As well as its extreme flexibility as a production brewery (over 1500 brand and pack changes in the past year), Chamdor is regularly used for testing new concepts, equipment and materials. It is therefore the brewery of choice for new people initiatives. In the midst of all this, Chamdor is in a process of rehabilitation to bring it up to date in terms of technology and efficiency, to improve the facility's basic capability to meet the stiff targets it has set itself.
Ram-Tec Systems (RTS) has played a leading role in the first stages of this renewal, including the key brewhouse batch upgrade. The project was dubbed 'Mpfuxelelo' - which is iXitsonga for 'renewal'. This title, suggested by the brewery's operational staff, encapsulates the revival that is taking place at Chamdor.
Brewhouse upgrade
The trickiest jobs are often the ones involving upgrades to existing systems. These are urgently needed modifications when there is little or no stoppage time available to implement the necessary changes. This was the case with the upgrade to the Chamdor brewhouse - and as is often the case with older installations (the brewery has been in operation since 1973), changes that had been made meant that the documentation and I/O lists needed to be validated. To compound the problem, the system had evolved over many years. Accumulated alterations had resulted in the two streams (for producing different beers), together with the CIP (clean in place) system, were controlled by three Quantum PLCs. This would not have been a problem, except that the I/O of the PLCs controlling the two brewing streams and the CIP overlapped.

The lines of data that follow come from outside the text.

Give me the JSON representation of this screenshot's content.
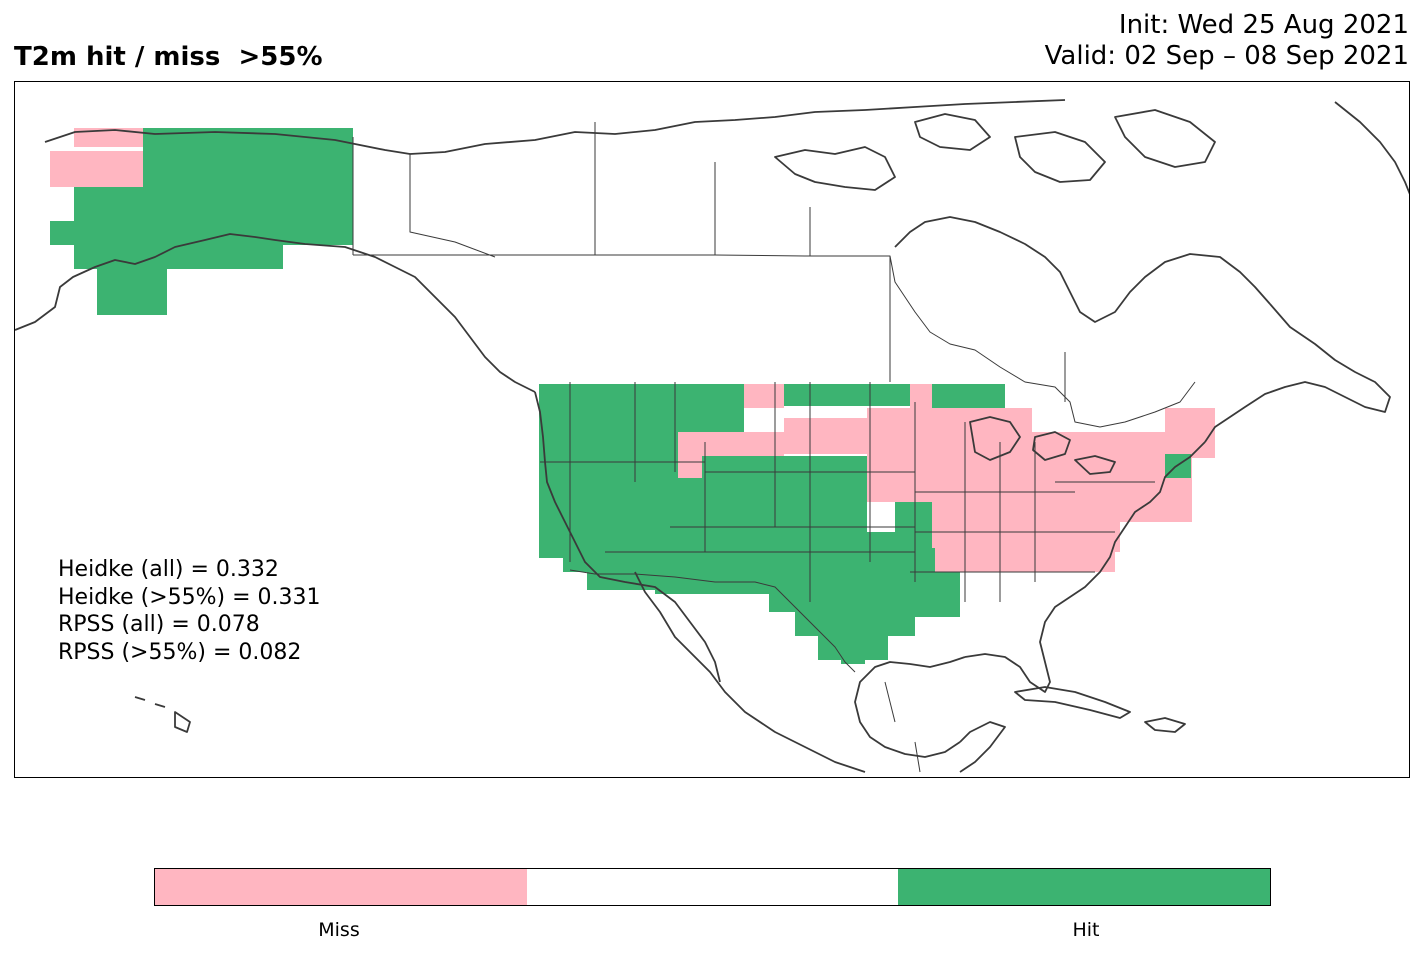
{
  "title": "T2m hit / miss  >55%",
  "init": "Init: Wed 25 Aug 2021",
  "valid": "Valid: 02 Sep – 08 Sep 2021",
  "scores": [
    "Heidke (all) = 0.332",
    "Heidke (>55%) = 0.331",
    "RPSS (all) = 0.078",
    "RPSS (>55%) = 0.082"
  ],
  "legend": {
    "labels": [
      "Miss",
      "Hit"
    ],
    "colors": {
      "miss": "#ffb6c1",
      "none": "#ffffff",
      "hit": "#3cb371"
    }
  },
  "map": {
    "region": "North America",
    "cell_categories": [
      "miss",
      "hit"
    ]
  }
}
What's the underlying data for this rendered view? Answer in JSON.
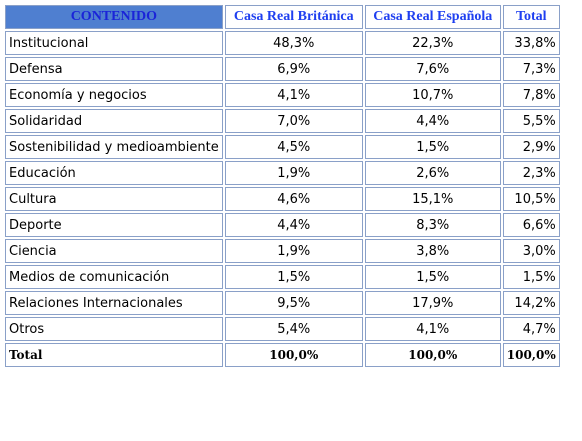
{
  "table": {
    "header": [
      "CONTENIDO",
      "Casa Real Británica",
      "Casa Real Española",
      "Total"
    ],
    "rows": [
      [
        "Institucional",
        "48,3%",
        "22,3%",
        "33,8%"
      ],
      [
        "Defensa",
        "6,9%",
        "7,6%",
        "7,3%"
      ],
      [
        "Economía y negocios",
        "4,1%",
        "10,7%",
        "7,8%"
      ],
      [
        "Solidaridad",
        "7,0%",
        "4,4%",
        "5,5%"
      ],
      [
        "Sostenibilidad y medioambiente",
        "4,5%",
        "1,5%",
        "2,9%"
      ],
      [
        "Educación",
        "1,9%",
        "2,6%",
        "2,3%"
      ],
      [
        "Cultura",
        "4,6%",
        "15,1%",
        "10,5%"
      ],
      [
        "Deporte",
        "4,4%",
        "8,3%",
        "6,6%"
      ],
      [
        "Ciencia",
        "1,9%",
        "3,8%",
        "3,0%"
      ],
      [
        "Medios de comunicación",
        "1,5%",
        "1,5%",
        "1,5%"
      ],
      [
        "Relaciones Internacionales",
        "9,5%",
        "17,9%",
        "14,2%"
      ],
      [
        "Otros",
        "5,4%",
        "4,1%",
        "4,7%"
      ]
    ],
    "total": [
      "Total",
      "100,0%",
      "100,0%",
      "100,0%"
    ]
  }
}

The PLCs were controlling bits and pieces of three different systems. Obviously, this was not ideal, and the goal was to rearrange the system with one PLC per brewing stream, and the third PLC controlling the CIP. All of this had to be done without stopping the process.
Rescue bus
A system was devised whereby the I/O would be re-incorporated via a combination of Profibus and A-Si. Profibus DP formed the backbone of the system, with interfaces to Profibus PA and A-Si. The existing on-off valves were retained, as were the existing 4 to 20 mA field devices. Some new instruments were added for improved control, and these were fully-fledged Profibus instruments, connected to the Profibus PA segment. New proximity switches were added and, although the existing in-line on-off valves were retained, the solenoid valves driving them were replaced with A-Si devices. A-Si also took care of the existing 4-20 mA devices, via A-Si analog I/O.
Now the small problem of making the physical changes using the existing PLC software had to be addressed to ensure minimum stoppage time. This was accomplished by disconnecting the existing I/O modules and, using the Peer-Cop facility of Modbus Plus, mapping the bus-connected devices to the I/O references in the existing PLC software.
Fortunately, all of this could be pre-checked at Ram-Tec's premises, to verify correct functioning with the existing software - a feat greatly simplified with bus technology. This was an interim solution, as a longer stoppage was scheduled for a few months later, and the software was rewritten to keep the control of the three processes to the relevant individual PLCs.
All of the above links to the scada system - which incorporates batch technology to the international S88 standard. The way in which this upgrade was devised and implemented, meant that what could have been a messy upgrade, turned into a virtually seamless changeover to the new system, with a minimum of production stoppage time.